L’appel à l’aide des commerçants en crise

Tribune de Genève, 5/12/11

VENTE AU DÉTAIL | Les détaillants invoquent une situation critique pour bénéficier de mesures d’exception, mais les syndicats et l’Etat s’y opposent.

«J’ai dit à mon personnel que jusqu’au 31 décembre, je pouvais leur assurer leur place et leur salaire. Au-delà, je ne peux rien leur promettre.» Après trente années dans la vente de vêtements, René Haus, le président de l’Association genevoise des détaillants en textiles, est un brin désabusé. Jamais il n’a vécu une pareille situation. L’avenir de ses cinq employés dépend du chiffre d’affaires du mois de décembre.

Ouvertures prolongées

Mais René Haus ne semble pas être le seul à souffrir. «L’ensemble des détaillants se plaint. Leur chiffre d’affaires a chuté de 10 à 40% depuis le mois d’août. Devant la gravité de la situation, nous avons interpellé le Conseil d’Etat et lui avons demandé des mesures exceptionnelles. Nous voulions ouvrir un dimanche avant Noël. Cela nous a été refusé. Légalement, seuls les prolongations d’horaires le samedi auraient pu être mises en place, mais il fallait l’aval des syndicats. Ils ont bien entendu refusé», détaille Isabelle Fatton, secrétaire de la Fédération du commerce genevois.

Responsable du commerce de détail pour le syndicat Unia, Joël Varone estime que les patrons en font beaucoup trop: «Il faut avancer des chiffres crédibles. Avec de tels résultats, il y aurait déjà eu des vagues de licenciement dans les entreprises. S’ils veulent ouvrir davantage, les patrons doivent s’engager dans la signature d’une Convention collective de travail (CCT). Ils en sont incapables! Inutile alors de venir autour de la table nous demander plus, s’ils ne peuvent pas donner de contrepartie pour le personnel.» Le dialogue entre les partenaires sociaux est au point mort à un moment critique. Les statistiques nationales sur le commerce de détail non alimentaire présentent un recul de 3,8% en une année pour ce secteur. A Genève, la proximité avec la France renforce probablement ce glissement vers le bas.

L’Etat aussi incriminé

Pour les associations de commerçants, les syndicats ne sont pas les seuls à faire preuve de mauvaise volonté. Le Département des affaires régionales, de l’économie et de la santé, dirigé par Pierre-François Unger, est aussi incriminé. «Même au courant de la problématique de crise du secteur, le département de l’économie ne va pas être proactif ni une force de proposition. Il ne fait rien pour nous sortir de la panade», accuse Isabelle Fatton.

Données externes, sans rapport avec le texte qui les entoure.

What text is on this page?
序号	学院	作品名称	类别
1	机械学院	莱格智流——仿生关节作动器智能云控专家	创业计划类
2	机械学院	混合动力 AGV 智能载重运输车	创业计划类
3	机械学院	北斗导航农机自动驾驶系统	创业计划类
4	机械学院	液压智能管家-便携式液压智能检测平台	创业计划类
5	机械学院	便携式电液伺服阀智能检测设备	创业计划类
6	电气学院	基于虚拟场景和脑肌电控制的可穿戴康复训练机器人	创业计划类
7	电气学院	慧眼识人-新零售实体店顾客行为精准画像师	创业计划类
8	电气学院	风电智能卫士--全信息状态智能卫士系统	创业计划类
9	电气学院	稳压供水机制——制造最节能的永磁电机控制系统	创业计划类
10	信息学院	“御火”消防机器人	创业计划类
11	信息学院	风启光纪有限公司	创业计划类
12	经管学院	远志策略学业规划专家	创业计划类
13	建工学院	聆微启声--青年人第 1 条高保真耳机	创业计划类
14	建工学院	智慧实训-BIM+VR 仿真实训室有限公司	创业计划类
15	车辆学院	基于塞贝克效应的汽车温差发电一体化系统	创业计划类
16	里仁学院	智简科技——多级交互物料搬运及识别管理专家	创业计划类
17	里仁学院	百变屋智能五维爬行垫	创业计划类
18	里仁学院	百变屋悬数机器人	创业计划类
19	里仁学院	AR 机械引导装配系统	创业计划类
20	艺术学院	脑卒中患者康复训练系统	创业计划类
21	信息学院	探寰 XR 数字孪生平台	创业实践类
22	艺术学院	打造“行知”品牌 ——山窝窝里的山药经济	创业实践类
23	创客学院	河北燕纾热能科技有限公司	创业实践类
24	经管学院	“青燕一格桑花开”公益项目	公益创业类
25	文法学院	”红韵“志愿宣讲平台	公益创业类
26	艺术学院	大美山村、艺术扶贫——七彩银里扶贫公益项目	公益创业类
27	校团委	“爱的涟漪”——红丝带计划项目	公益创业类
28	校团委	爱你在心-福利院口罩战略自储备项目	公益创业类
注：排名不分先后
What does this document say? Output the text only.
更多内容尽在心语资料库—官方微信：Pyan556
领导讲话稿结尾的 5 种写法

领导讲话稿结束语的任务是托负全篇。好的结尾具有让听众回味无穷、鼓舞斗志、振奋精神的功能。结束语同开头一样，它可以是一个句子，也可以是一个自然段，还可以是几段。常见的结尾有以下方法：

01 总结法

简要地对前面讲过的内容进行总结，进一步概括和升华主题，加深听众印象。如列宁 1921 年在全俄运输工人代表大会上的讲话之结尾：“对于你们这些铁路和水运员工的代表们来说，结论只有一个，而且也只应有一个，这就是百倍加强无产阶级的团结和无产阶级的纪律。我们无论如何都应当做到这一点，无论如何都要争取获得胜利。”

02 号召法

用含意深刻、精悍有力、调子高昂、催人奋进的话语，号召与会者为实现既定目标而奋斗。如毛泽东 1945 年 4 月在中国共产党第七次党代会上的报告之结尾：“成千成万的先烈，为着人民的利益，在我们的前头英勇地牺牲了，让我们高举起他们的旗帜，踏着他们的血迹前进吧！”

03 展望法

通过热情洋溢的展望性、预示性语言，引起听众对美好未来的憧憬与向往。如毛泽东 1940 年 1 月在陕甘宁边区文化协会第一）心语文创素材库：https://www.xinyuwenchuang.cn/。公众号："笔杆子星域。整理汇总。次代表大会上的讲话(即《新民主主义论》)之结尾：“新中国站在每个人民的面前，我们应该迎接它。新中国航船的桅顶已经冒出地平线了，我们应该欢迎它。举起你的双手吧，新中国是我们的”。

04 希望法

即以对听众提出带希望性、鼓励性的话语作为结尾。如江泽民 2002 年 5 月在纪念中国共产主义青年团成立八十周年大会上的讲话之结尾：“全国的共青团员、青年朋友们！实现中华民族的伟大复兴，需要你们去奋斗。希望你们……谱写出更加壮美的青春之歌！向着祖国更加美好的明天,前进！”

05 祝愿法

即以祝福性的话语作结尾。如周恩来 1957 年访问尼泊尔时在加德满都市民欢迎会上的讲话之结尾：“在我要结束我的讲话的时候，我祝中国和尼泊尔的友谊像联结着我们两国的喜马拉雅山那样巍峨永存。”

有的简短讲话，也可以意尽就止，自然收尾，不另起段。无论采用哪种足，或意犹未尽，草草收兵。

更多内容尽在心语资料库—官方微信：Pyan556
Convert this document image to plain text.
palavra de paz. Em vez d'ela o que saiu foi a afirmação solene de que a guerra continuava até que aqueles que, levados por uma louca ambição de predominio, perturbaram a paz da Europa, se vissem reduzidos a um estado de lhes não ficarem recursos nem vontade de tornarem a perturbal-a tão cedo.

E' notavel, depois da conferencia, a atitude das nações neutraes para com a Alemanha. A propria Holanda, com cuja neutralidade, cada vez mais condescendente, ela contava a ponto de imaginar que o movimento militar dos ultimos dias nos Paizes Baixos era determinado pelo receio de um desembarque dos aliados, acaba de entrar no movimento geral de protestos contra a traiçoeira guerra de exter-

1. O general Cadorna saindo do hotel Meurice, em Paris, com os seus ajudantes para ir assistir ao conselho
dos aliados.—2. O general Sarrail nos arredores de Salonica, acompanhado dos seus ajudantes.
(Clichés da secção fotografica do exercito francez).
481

Des reproches que le conseiller d’Etat récuse vigoureusement et qu’il met sur le compte de la votation sur les heures d’ouverture des magasins perdue l’année dernière par les associations de commerçants: «On ne peut pas nous demander de faire des choses illégales, comme ouvrir deux dimanches en décembre. J’ai défendu ce projet de loi, mais on a perdu. Il faut donc respecter la décision du peuple.»

Pas de chômage partiel

Pour éviter des licenciements, les détaillants auraient aimé pouvoir, au besoin, recourir à la réduction d’horaires de travail (RHT). Une circulaire datée de la fin du mois de novembre, signée par MM. Longchamp et Unger, rappelle aux entreprises concernées par une baisse d’activité la possibilité d’adopter cette mesure. Pourtant, le secteur du commerce de détail en est exclu car, comme le rappelle le courrier, «la RHT n’indemnise pas une baisse de chiffre d’affaires, mais bien une baisse de l’activité». Or dans le commerce, le personnel de vente, en recevant les clients, est considéré comme occupé.

Pour le deuxième employeur du canton, près de 20 000 employés, la fièvre consumériste de la fin de l’année sera attendue avec encore plus d’impatience qu’à l’accoutumée.